MBS RECAP: Europe Trumps Mixed-to-Strong Payrolls Data


I’ve seen today’s jobs report referred to as both stronger and weaker in several ways.  At worst, it was “mixed,” and generally erred on the stronger side.  

The two biggest things going for the data were the positive revisions and the wage growth.  Headline NFP may have missed by 24k, but revisions added back 44k payrolls over the past 2 months.  Wage growth was forecast to rise from 0.2 to 0.3 percent.  Instead it rose to 0.4 percent and the previous reading was revised up to 0.3 percent.  Finally, U-6 unemployment (the number people like to use as an eye-opener to the “true” unemployment rate) fell 0.2 percent to 9.5, the lowest level since mid-2008.

All of the above serves to offset the headline miss, as well as some of the more detail-oriented contentions like the demographic distribution of the wage growth number (after all, it’s no mystery that the recovery has been better for higher earners, even though it sucks on a pragmatic level).  Bonds agreed at first, weakening to session highs in the minutes following the report.
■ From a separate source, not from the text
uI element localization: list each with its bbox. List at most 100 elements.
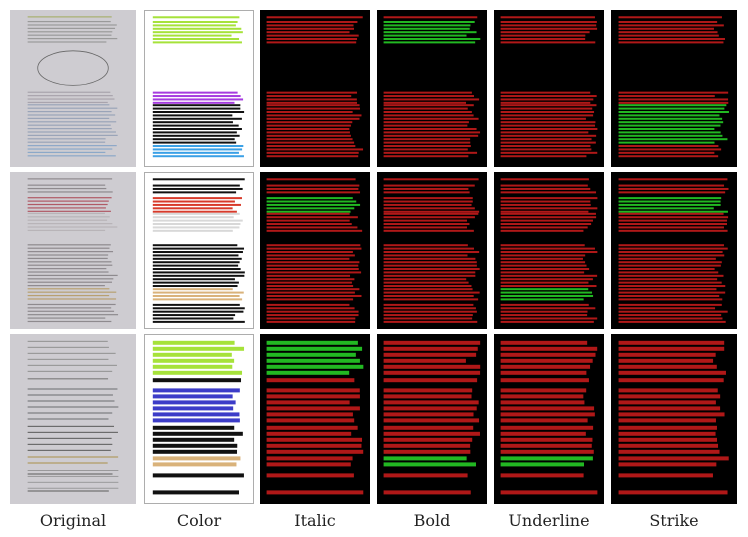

But European bond markets had other ideas, and European bond markets are easily a bigger consideration than anything but the most outrageous domestic economic data.  Europe went on two runs toward lower yields,  with the 2nd one ending just before 10am.  Treasuries followed both times and punched out for the day shortly thereafter (i.e. US bond markets drifted sideways in a narrow range without ever contemplating a breakout).  10yr yields ended 3.2bps lower on the day and Fannie 3.0 MBS gained an eighth of a point.